Yes, he had come across the world to find himself overdue; to find himself too late. He went out again—as soon as he decently could—taking only a picture of her that in sixty over-charged minutes had wiped out the treasured picture of years.
Sixty minutes! After waiting for years she had kept him an hour, desperately, by sheer force of will keeping a man too stunned at first to resist, to break free. (Then at last he broke free of that room and that woman, and went!) For years he had pictured her sitting still as no other woman sat still, tranquil and graceful, her hair going a little grey above her clear, pale skin, her eyes of a dream-ridden saint. And now he must picture her forced into life, vivaciously, restlessly eager; full of plans, (futile plans, how he knew those plans!) for the world's upheaval, adding unrest to unrest. And now he must picture her with the grey hair outwitted by art, with paint on her beautiful ravaged face.
At first he had wanted to take her in his arms; with his strength to still her, with his tears to wash the paint off.

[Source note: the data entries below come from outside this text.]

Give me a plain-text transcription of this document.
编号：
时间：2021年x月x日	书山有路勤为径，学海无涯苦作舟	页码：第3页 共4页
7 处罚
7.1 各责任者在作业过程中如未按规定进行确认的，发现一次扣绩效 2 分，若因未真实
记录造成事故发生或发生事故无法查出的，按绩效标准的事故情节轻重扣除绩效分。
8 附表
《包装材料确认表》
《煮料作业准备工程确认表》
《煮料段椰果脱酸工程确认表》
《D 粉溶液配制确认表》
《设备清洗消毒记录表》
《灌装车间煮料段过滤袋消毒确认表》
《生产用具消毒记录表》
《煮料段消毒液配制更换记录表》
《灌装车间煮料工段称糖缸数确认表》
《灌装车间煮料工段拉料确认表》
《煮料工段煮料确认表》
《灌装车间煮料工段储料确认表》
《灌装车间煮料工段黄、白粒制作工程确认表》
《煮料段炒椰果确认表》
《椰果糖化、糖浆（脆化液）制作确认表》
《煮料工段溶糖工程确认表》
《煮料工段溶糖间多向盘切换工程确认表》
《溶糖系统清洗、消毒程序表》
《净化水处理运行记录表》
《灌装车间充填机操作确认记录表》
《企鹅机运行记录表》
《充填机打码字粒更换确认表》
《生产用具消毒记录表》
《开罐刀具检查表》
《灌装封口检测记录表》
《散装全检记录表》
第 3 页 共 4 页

But he couldn't—he couldn't. He knew that his had been a dream of such supreme sweetness that to awaken was an agony he could never hide; knew that you can't re-enter dreamland once you wake.
So he went.
He never knew, with the door shut on him, how she fell on her sofa—her vivacity quenched, her soul spent. He never knew that having failed, (as she thought) to draw him to her with what she was, she had vainly, foolishly tried a new model—himself.
He did not know how inartistic love can be when love is desperate.